Budget constraints have compounded the problem. Berlin's interior ministry allocated €1.2 billion to policing in 2024—a figure that sounds substantial until distributed across the city's 33 police stations and thousands of personnel. Training programmes have been curtailed, technology upgrades delayed, and community policing initiatives—often cited as preventative measures—have seen funding slashed by nearly 30 percent since 2016.
The fire brigade and emergency medical services face similar pressures. Response times for medical emergencies in outer districts like Köpenick and Spandau have increased from an average of eight minutes in 2015 to 11.5 minutes in 2025. Mental health crisis intervention teams, which operate from bases in Charlottenburg and Friedrichshain, are stretched across a city where demand for such services has doubled.
Youth welfare centres—the very institutions meant to prevent precisely the kind of violence we witnessed in Marzahn—have seen their budgets reduced in real terms even as they've taken on expanded roles. Social workers across the Neukölln and Tempelhof-Schöneberg districts report caseloads of 40 or more per person, double the recommended maximum.

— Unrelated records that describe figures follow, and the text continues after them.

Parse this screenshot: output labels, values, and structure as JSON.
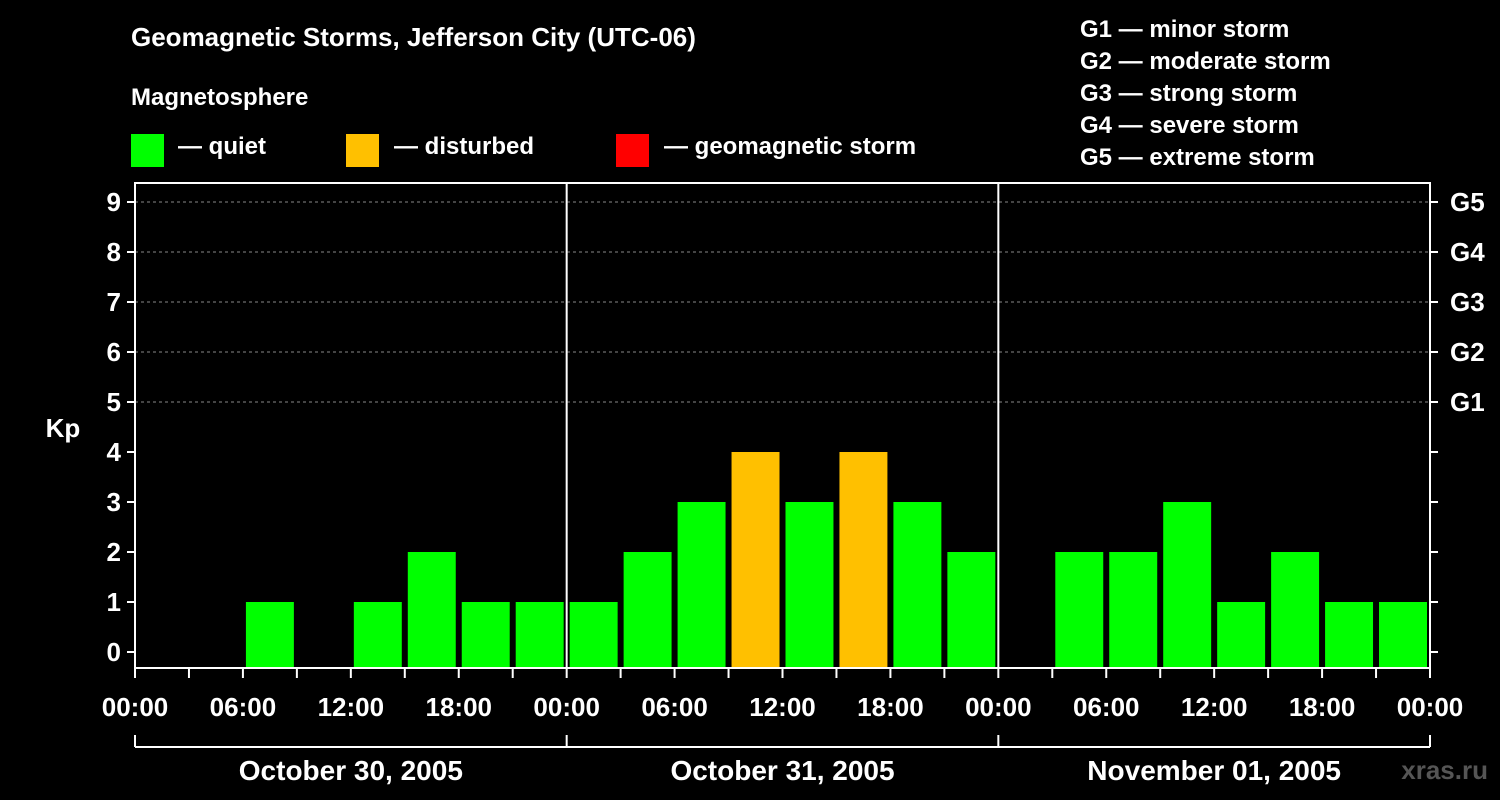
{
  "header": {
    "title": "Geomagnetic Storms, Jefferson City (UTC-06)",
    "magnetosphere_label": "Magnetosphere"
  },
  "legend": [
    {
      "label": "— quiet",
      "color": "#00ff00"
    },
    {
      "label": "— disturbed",
      "color": "#ffc000"
    },
    {
      "label": "— geomagnetic storm",
      "color": "#ff0000"
    }
  ],
  "g_scale": [
    "G1 — minor storm",
    "G2 — moderate storm",
    "G3 — strong storm",
    "G4 — severe storm",
    "G5 — extreme storm"
  ],
  "watermark": "xras.ru",
  "chart_data": {
    "type": "bar",
    "ylabel": "Kp",
    "ylim": [
      0,
      9
    ],
    "y_ticks": [
      "0",
      "1",
      "2",
      "3",
      "4",
      "5",
      "6",
      "7",
      "8",
      "9"
    ],
    "right_axis_labels": [
      {
        "kp": 5,
        "label": "G1"
      },
      {
        "kp": 6,
        "label": "G2"
      },
      {
        "kp": 7,
        "label": "G3"
      },
      {
        "kp": 8,
        "label": "G4"
      },
      {
        "kp": 9,
        "label": "G5"
      }
    ],
    "x_tick_labels": [
      "00:00",
      "06:00",
      "12:00",
      "18:00",
      "00:00",
      "06:00",
      "12:00",
      "18:00",
      "00:00",
      "06:00",
      "12:00",
      "18:00",
      "00:00"
    ],
    "days": [
      "October 30, 2005",
      "October 31, 2005",
      "November 01, 2005"
    ],
    "interval_hours": 3,
    "series": [
      {
        "values": [
          0,
          0,
          1,
          0,
          1,
          2,
          1,
          1,
          1,
          2,
          3,
          4,
          3,
          4,
          3,
          2,
          0,
          2,
          2,
          3,
          1,
          2,
          1,
          1
        ],
        "status": [
          "quiet",
          "quiet",
          "quiet",
          "quiet",
          "quiet",
          "quiet",
          "quiet",
          "quiet",
          "quiet",
          "quiet",
          "quiet",
          "disturbed",
          "quiet",
          "disturbed",
          "quiet",
          "quiet",
          "quiet",
          "quiet",
          "quiet",
          "quiet",
          "quiet",
          "quiet",
          "quiet",
          "quiet"
        ]
      }
    ],
    "status_colors": {
      "quiet": "#00ff00",
      "disturbed": "#ffc000",
      "storm": "#ff0000"
    },
    "grid": "dashed at Kp 5-9"
  }
}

City officials point to Berlin's structural deficit and the challenges of competing priorities. Education, housing, and transport all demand resources. Yet this incremental under-resourcing has created a slow-motion crisis that burst into view on the evening of June 15th.
As Berlin grapples with the fallout, there is growing recognition that safety infrastructure cannot be treated as a discretionary expense. The question now is whether the city's leadership will treat this moment as an inflection point—or whether we will see this cycle repeat.